Merchants Quay Ireland offering a service to users aimed at providing easily accessible treatment for drug users who wish to become drug free.

They refer addicts seeking help on to programmes such as High Park Rehab and Detox where they can avail of a 17-week fully residential programme.

The programmes available offer clients a period of residential treatment in a drug and alcohol-free environment.

Homeless campaigner Peter McVerry said the scenes demonstrated in graphic details the most basic problem facing addicts seeking help.

“Wherever drug users congregate for whatever reason including that they are seeking help, the dealers are also congregating.

“From their point of view there is a ready market and from a business point of view it makes sense.

“It is something that is impossible for organisations such as Merchants Quay to police because even when they confront them and try to move them on they will only move a few yards further down the street.

“They are likes flies and because of the nature of the clients these organisations deal with there is a reluctance to call the Gardai as the people they are trying to help have a very uneasy relationship with the Gardai.

“These people are dealing the same drugs to their clients: crystal meth still hasn’t really taken hold but what we are seeing is that tablets have become very prevalent; tablets mixed with heroin; crack cocaine and other stuff that is a combination of four or five different kinds of drugs.

“The combinations drugs are the most difficult to get off because it is virtually impossible for a user to come off four or five different kinds of drugs at once.

“The Gardai have had some success with the undercover officers who are going out and purchasing drugs from these people and later bringing prosecutions.
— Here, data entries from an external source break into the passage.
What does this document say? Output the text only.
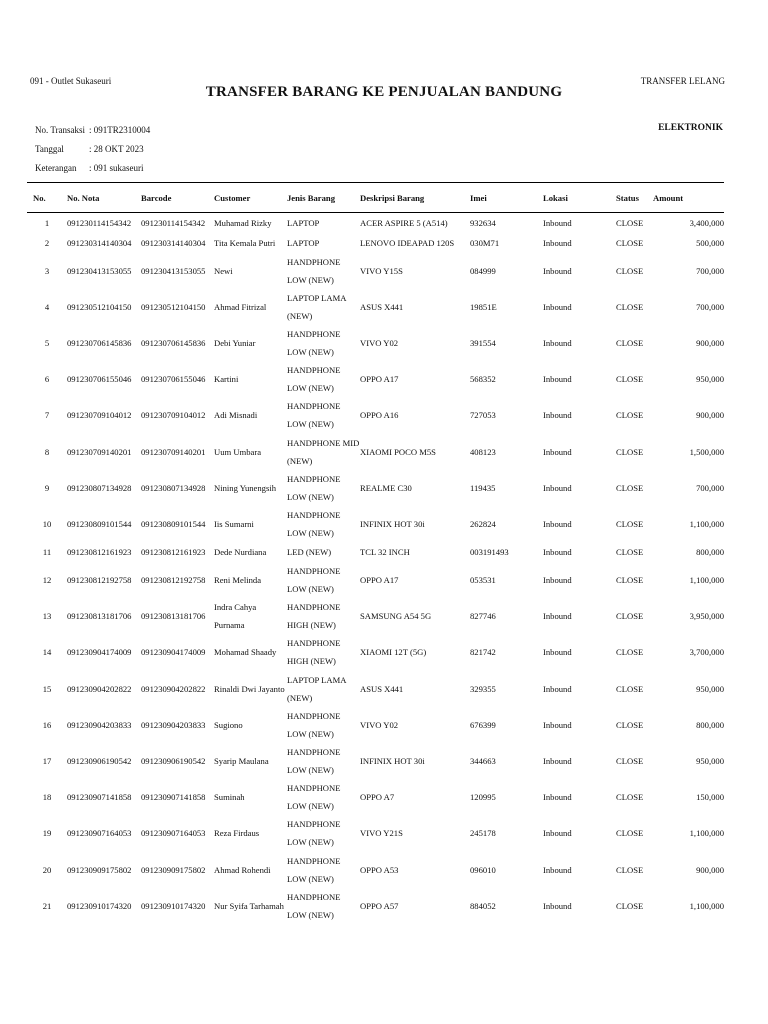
091 - Outlet Sukaseuri	TRANSFER LELANG
TRANSFER BARANG KE PENJUALAN BANDUNG
No. Transaksi : 091TR2310004
Tanggal	: 28 OKT 2023
Keterangan	: 091 sukaseuri
ELEKTRONIK
No.	No. Nota	Barcode	Customer	Jenis Barang	Deskripsi Barang	Imei	Lokasi	Status	Amount
1	091230114154342	091230114154342	Muhamad Rizky	LAPTOP	ACER ASPIRE 5 (A514)	932634	Inbound	CLOSE	3,400,000
2	091230314140304	091230314140304	Tita Kemala Putri	LAPTOP	LENOVO IDEAPAD 120S	030M71	Inbound	CLOSE	500,000
3	091230413153055	091230413153055	Newi	HANDPHONE LOW (NEW)	VIVO Y15S	084999	Inbound	CLOSE	700,000
4	091230512104150	091230512104150	Ahmad Fitrizal	LAPTOP LAMA (NEW)	ASUS X441	19851E	Inbound	CLOSE	700,000
5	091230706145836	091230706145836	Debi Yuniar	HANDPHONE LOW (NEW)	VIVO Y02	391554	Inbound	CLOSE	900,000
6	091230706155046	091230706155046	Kartini	HANDPHONE LOW (NEW)	OPPO A17	568352	Inbound	CLOSE	950,000
7	091230709104012	091230709104012	Adi Misnadi	HANDPHONE LOW (NEW)	OPPO A16	727053	Inbound	CLOSE	900,000
8	091230709140201	091230709140201	Uum Umbara	HANDPHONE MID (NEW)	XIAOMI POCO M5S	408123	Inbound	CLOSE	1,500,000
9	091230807134928	091230807134928	Nining Yunengsih	HANDPHONE LOW (NEW)	REALME C30	119435	Inbound	CLOSE	700,000
10	091230809101544	091230809101544	Iis Sumarni	HANDPHONE LOW (NEW)	INFINIX HOT 30i	262824	Inbound	CLOSE	1,100,000
11	091230812161923	091230812161923	Dede Nurdiana	LED (NEW)	TCL 32 INCH	003191493	Inbound	CLOSE	800,000
12	091230812192758	091230812192758	Reni Melinda	HANDPHONE LOW (NEW)	OPPO A17	053531	Inbound	CLOSE	1,100,000
13	091230813181706	091230813181706	Indra Cahya Purnama	HANDPHONE HIGH (NEW)	SAMSUNG A54 5G	827746	Inbound	CLOSE	3,950,000
14	091230904174009	091230904174009	Mohamad Shaady	HANDPHONE HIGH (NEW)	XIAOMI 12T (5G)	821742	Inbound	CLOSE	3,700,000
15	091230904202822	091230904202822	Rinaldi Dwi Jayanto	LAPTOP LAMA (NEW)	ASUS X441	329355	Inbound	CLOSE	950,000
16	091230904203833	091230904203833	Sugiono	HANDPHONE LOW (NEW)	VIVO Y02	676399	Inbound	CLOSE	800,000
17	091230906190542	091230906190542	Syarip Maulana	HANDPHONE LOW (NEW)	INFINIX HOT 30i	344663	Inbound	CLOSE	950,000
18	091230907141858	091230907141858	Suminah	HANDPHONE LOW (NEW)	OPPO A7	120995	Inbound	CLOSE	150,000
19	091230907164053	091230907164053	Reza Firdaus	HANDPHONE LOW (NEW)	VIVO Y21S	245178	Inbound	CLOSE	1,100,000
20	091230909175802	091230909175802	Ahmad Rohendi	HANDPHONE LOW (NEW)	OPPO A53	096010	Inbound	CLOSE	900,000
21	091230910174320	091230910174320	Nur Syifa Tarhamah	HANDPHONE LOW (NEW)	OPPO A57	884052	Inbound	CLOSE	1,100,000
“But the reality is that it doesn’t stop them.

“Some of these people have been convicted of selling to undercover officers two or three times and they will be caught again.

“My attitude towards this is, unfortunately, as things now stand is one of resignation.

“There is very little we can do about supply other than walk someone who is particularly vulnerable in and out of the treatment centres past the dealers.

“It is very frustrating both for people trying to help the addicts and for the addicts themselves.”

No-one was available from Merchants Quay Ireland to comment when The Sunday World made contact on Friday.